Mas a névoa se foi, e a imagem de Luke desapareceu. Eu estava sozinho em um boxe molhado e vazio de lava-jato.
Annabeth e Grover apareceram no canto, rindo, mas pararam quando viram minha cara.
O sorriso de Annabeth sumiu.
– O que aconteceu, Percy? O que Luke disse?
– Quase nada – menti, sentindo o estômago tão vazio quanto um chalé dos Três Grandes. – Venham, vamos procurar alguma coisa para jantar.


Poucos minutos depois, estávamos sentados num reservado de um pequeno e reluzente restaurante todo cromado. À nossa volta, famílias comiam hambúrgueres e bebiam cerveja e refrigerantes. Finalmente, a garçonete veio. Ela ergueu uma sobrancelha com um ar cético.
– Então?
Eu disse:
– Nós, ahn, queremos pedir o jantar.
– Têm dinheiro para pagar, crianças?
O lábio inferior de Grover tremeu. Tive medo de que ele começasse a balir, ou, pior, começasse a comer o linóleo. Annabeth parecia prestes a desmaiar de fome.
Eu estava tentando pensar em uma história comovente para a garçonete quando um forte ronco sacudiu o edifício inteiro; uma motocicleta do tamanho de um filhote de elefante havia encostado no meio-fio.
Todas as conversas cessaram. O farol da motocicleta brilhava em vermelho. Tinha labaredas pintadas sobre o tanque de gasolina e um coldre de cada lado, com espingardas de caça. O assento era de couro — mas um couro que parecia... bem, pele humana, caucasiana.
O cara da moto podia fazer lutadores profissionais saírem correndo chamando a mamãe. Vestia uma camiseta justa vermelha, que ressaltava os músculos, jeans pretos e um casaco comprido de couro preto, com um facão de caça preso à coxa. Usava óculos escuros vermelhos, presos na nuca, e tinha a cara mais cruel, mais brutal que eu já tinha visto – boa-pinta, eu acho, porém mau, com cabelo negro como petróleo aparado a máquina, o rosto marcado por cicatrizes de muitas, muitas brigas. O estranho era que parecia que eu já tinha visto aquele homem em algum lugar.

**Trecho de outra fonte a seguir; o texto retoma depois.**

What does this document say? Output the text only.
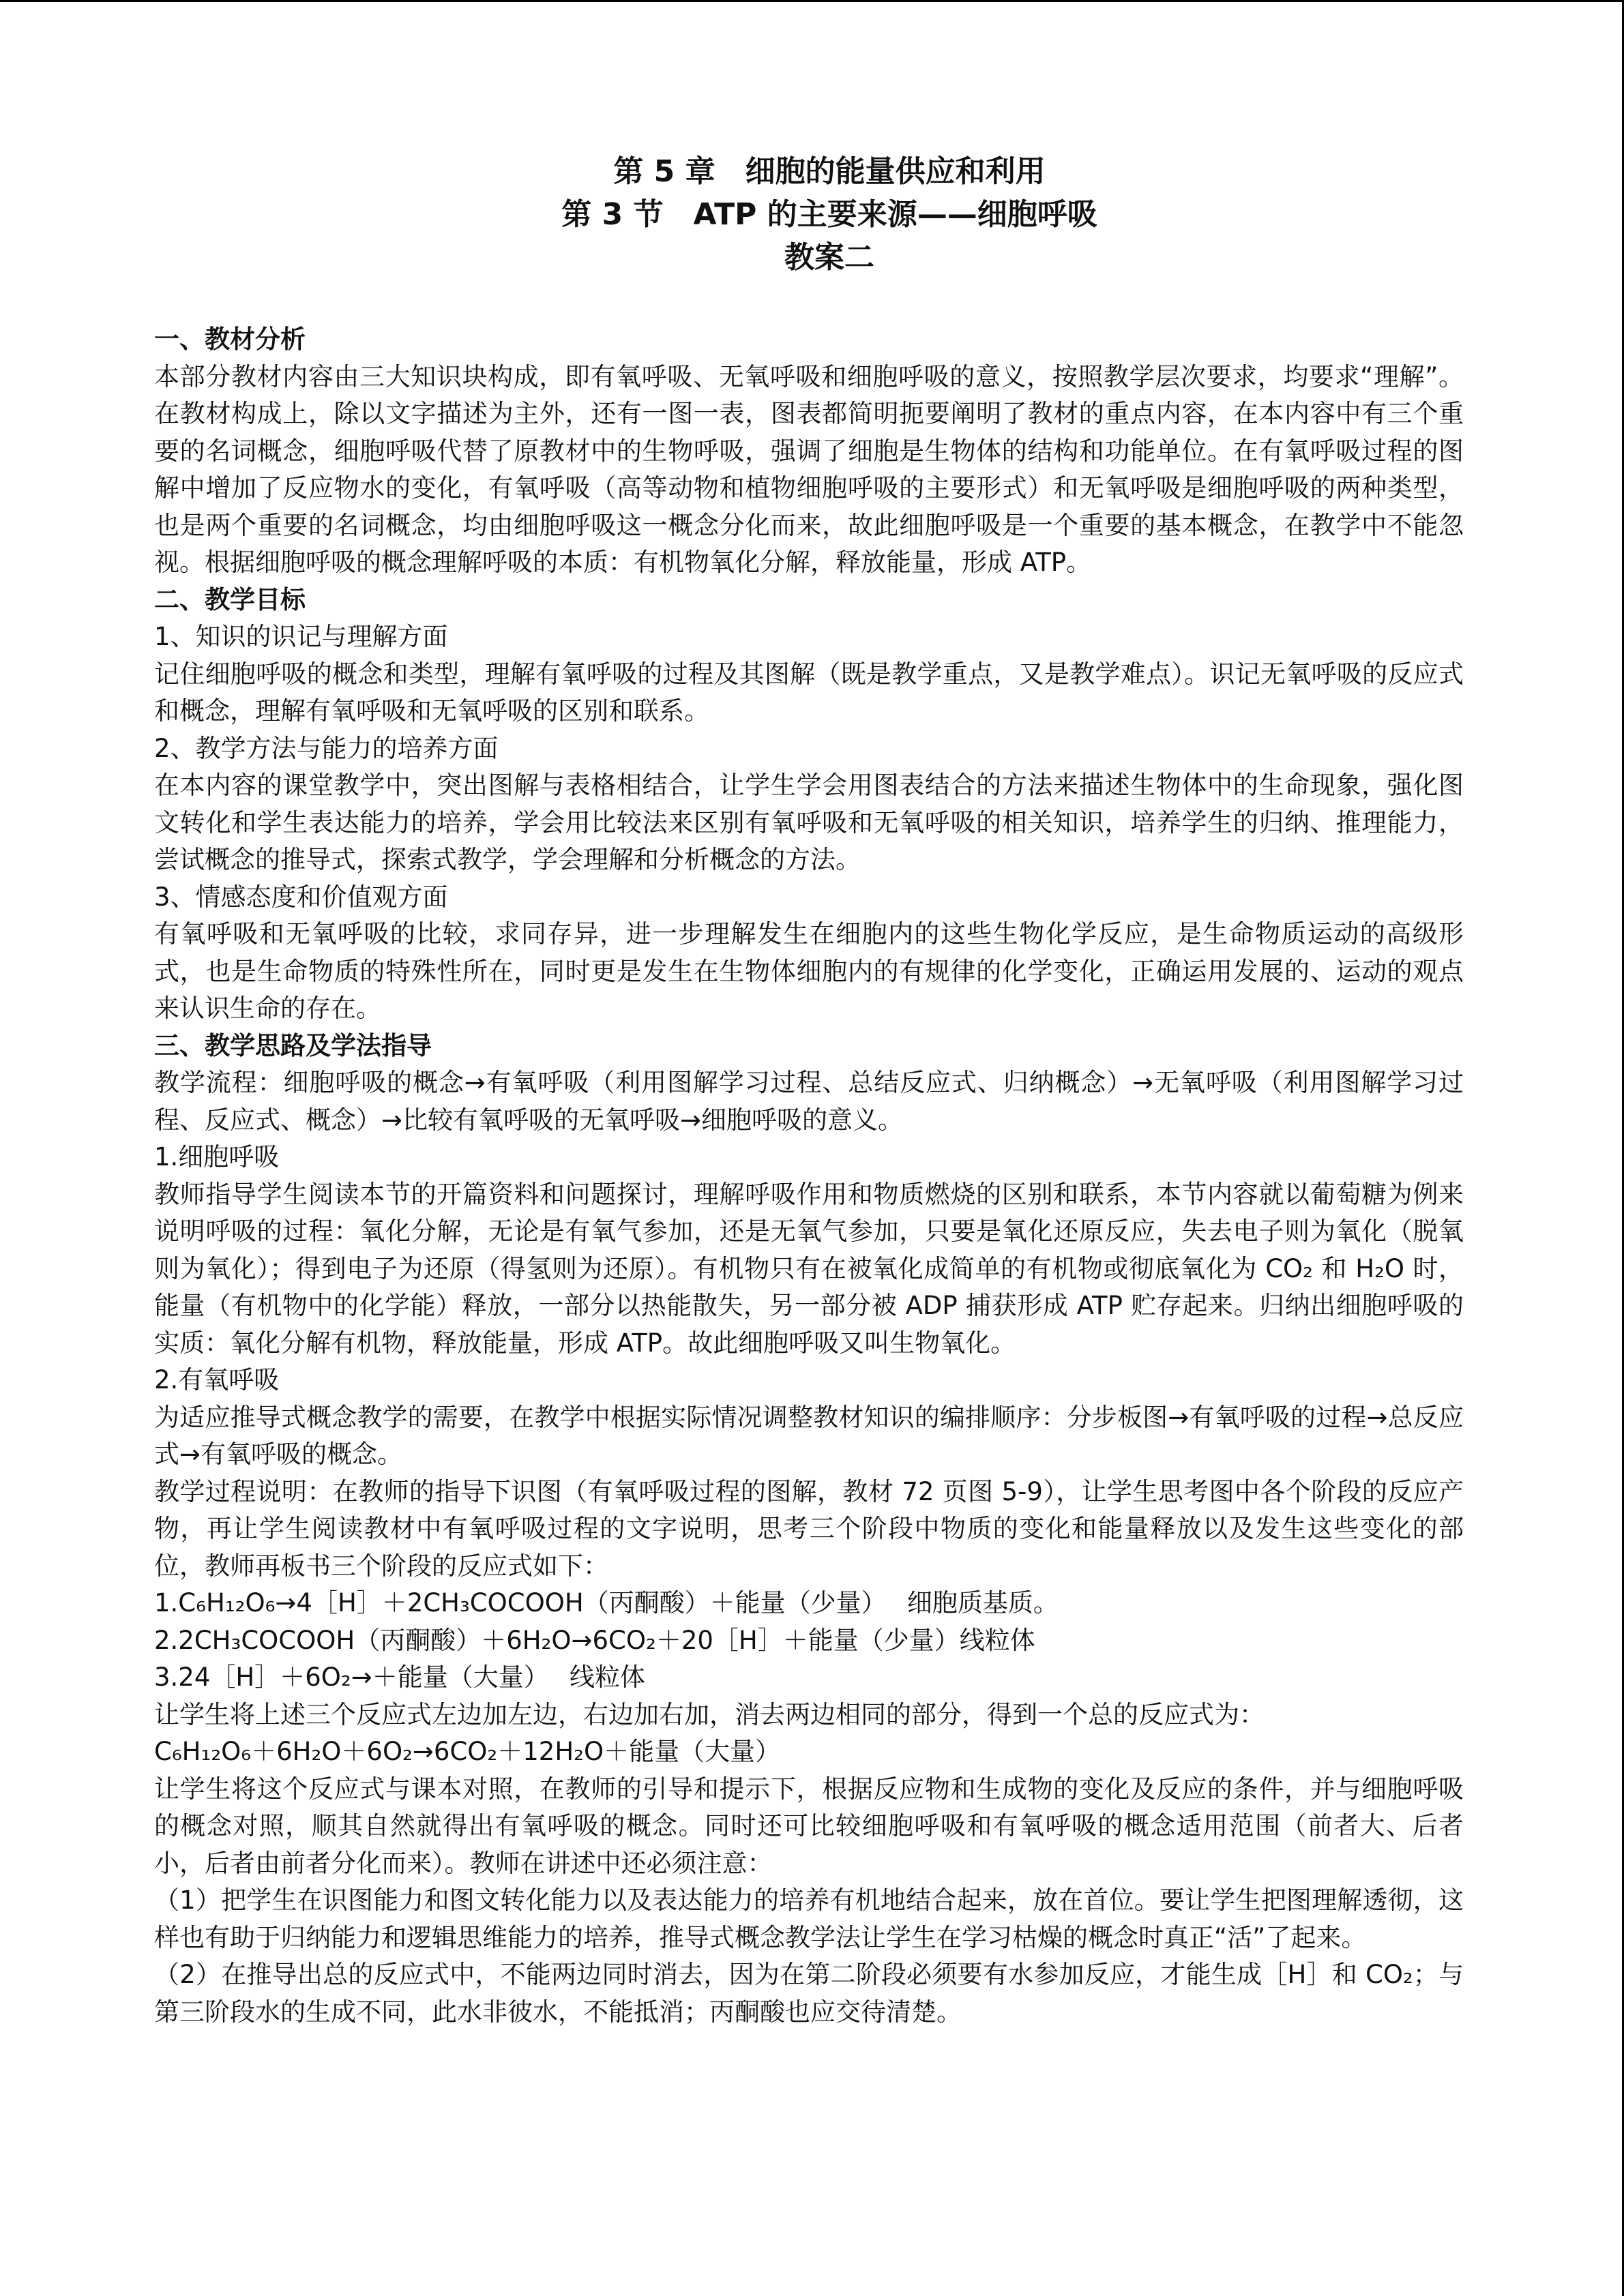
第 5 章　细胞的能量供应和利用
第 3 节　ATP 的主要来源——细胞呼吸
教案二

一、教材分析

本部分教材内容由三大知识块构成，即有氧呼吸、无氧呼吸和细胞呼吸的意义，按照教学层次要求，均要求“理解”。在教材构成上，除以文字描述为主外，还有一图一表，图表都简明扼要阐明了教材的重点内容，在本内容中有三个重要的名词概念，细胞呼吸代替了原教材中的生物呼吸，强调了细胞是生物体的结构和功能单位。在有氧呼吸过程的图解中增加了反应物水的变化，有氧呼吸（高等动物和植物细胞呼吸的主要形式）和无氧呼吸是细胞呼吸的两种类型，也是两个重要的名词概念，均由细胞呼吸这一概念分化而来，故此细胞呼吸是一个重要的基本概念，在教学中不能忽视。根据细胞呼吸的概念理解呼吸的本质：有机物氧化分解，释放能量，形成 ATP。

二、教学目标

1、知识的识记与理解方面

记住细胞呼吸的概念和类型，理解有氧呼吸的过程及其图解（既是教学重点，又是教学难点）。识记无氧呼吸的反应式和概念，理解有氧呼吸和无氧呼吸的区别和联系。

2、教学方法与能力的培养方面

在本内容的课堂教学中，突出图解与表格相结合，让学生学会用图表结合的方法来描述生物体中的生命现象，强化图文转化和学生表达能力的培养，学会用比较法来区别有氧呼吸和无氧呼吸的相关知识，培养学生的归纳、推理能力，尝试概念的推导式，探索式教学，学会理解和分析概念的方法。

3、情感态度和价值观方面

有氧呼吸和无氧呼吸的比较，求同存异，进一步理解发生在细胞内的这些生物化学反应，是生命物质运动的高级形式，也是生命物质的特殊性所在，同时更是发生在生物体细胞内的有规律的化学变化，正确运用发展的、运动的观点来认识生命的存在。

三、教学思路及学法指导

教学流程：细胞呼吸的概念→有氧呼吸（利用图解学习过程、总结反应式、归纳概念）→无氧呼吸（利用图解学习过程、反应式、概念）→比较有氧呼吸的无氧呼吸→细胞呼吸的意义。

1.细胞呼吸

教师指导学生阅读本节的开篇资料和问题探讨，理解呼吸作用和物质燃烧的区别和联系，本节内容就以葡萄糖为例来说明呼吸的过程：氧化分解，无论是有氧气参加，还是无氧气参加，只要是氧化还原反应，失去电子则为氧化（脱氧则为氧化）；得到电子为还原（得氢则为还原）。有机物只有在被氧化成简单的有机物或彻底氧化为 CO₂ 和 H₂O 时，能量（有机物中的化学能）释放，一部分以热能散失，另一部分被 ADP 捕获形成 ATP 贮存起来。归纳出细胞呼吸的实质：氧化分解有机物，释放能量，形成 ATP。故此细胞呼吸又叫生物氧化。

2.有氧呼吸

为适应推导式概念教学的需要，在教学中根据实际情况调整教材知识的编排顺序：分步板图→有氧呼吸的过程→总反应式→有氧呼吸的概念。

教学过程说明：在教师的指导下识图（有氧呼吸过程的图解，教材 72 页图 5-9），让学生思考图中各个阶段的反应产物，再让学生阅读教材中有氧呼吸过程的文字说明，思考三个阶段中物质的变化和能量释放以及发生这些变化的部位，教师再板书三个阶段的反应式如下：

1.C₆H₁₂O₆→4［H］＋2CH₃COCOOH（丙酮酸）＋能量（少量）　 细胞质基质。

2.2CH₃COCOOH（丙酮酸）＋6H₂O→6CO₂＋20［H］＋能量（少量）线粒体

3.24［H］＋6O₂→＋能量（大量）　 线粒体

让学生将上述三个反应式左边加左边，右边加右加，消去两边相同的部分，得到一个总的反应式为：

C₆H₁₂O₆＋6H₂O＋6O₂→6CO₂＋12H₂O＋能量（大量）

让学生将这个反应式与课本对照，在教师的引导和提示下，根据反应物和生成物的变化及反应的条件，并与细胞呼吸的概念对照，顺其自然就得出有氧呼吸的概念。同时还可比较细胞呼吸和有氧呼吸的概念适用范围（前者大、后者小，后者由前者分化而来）。教师在讲述中还必须注意：

（1）把学生在识图能力和图文转化能力以及表达能力的培养有机地结合起来，放在首位。要让学生把图理解透彻，这样也有助于归纳能力和逻辑思维能力的培养，推导式概念教学法让学生在学习枯燥的概念时真正“活”了起来。

（2）在推导出总的反应式中，不能两边同时消去，因为在第二阶段必须要有水参加反应，才能生成［H］和 CO₂；与第三阶段水的生成不同，此水非彼水，不能抵消；丙酮酸也应交待清楚。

Quando ele entrou no restaurante, um vento quente e seco soprou no ambiente. Todos se levantaram, como se estivessem hipnotizados, mas o motociclista acenou a mão com desdém e eles sentaram de novo. Todos voltaram às suas conversas. A garçonete piscou, como se alguém tivesse apertado o botão de retroceder em seu cérebro. Ela perguntou novamente:
– Têm dinheiro para pagar, crianças?
O cara da moto disse:
– É por minha conta. – Escorregou para dentro do nosso reservado, pequeno demais para ele, e espremeu Annabeth contra janela.
Encarou a garçonete, que olhava para ele de olhos arregalados, e disse:
– Ainda está aí?
Ele apontou para ela, e ela ficou rígida. Virou-se como se alguém a tivesse girado e marchou de volta para a cozinha.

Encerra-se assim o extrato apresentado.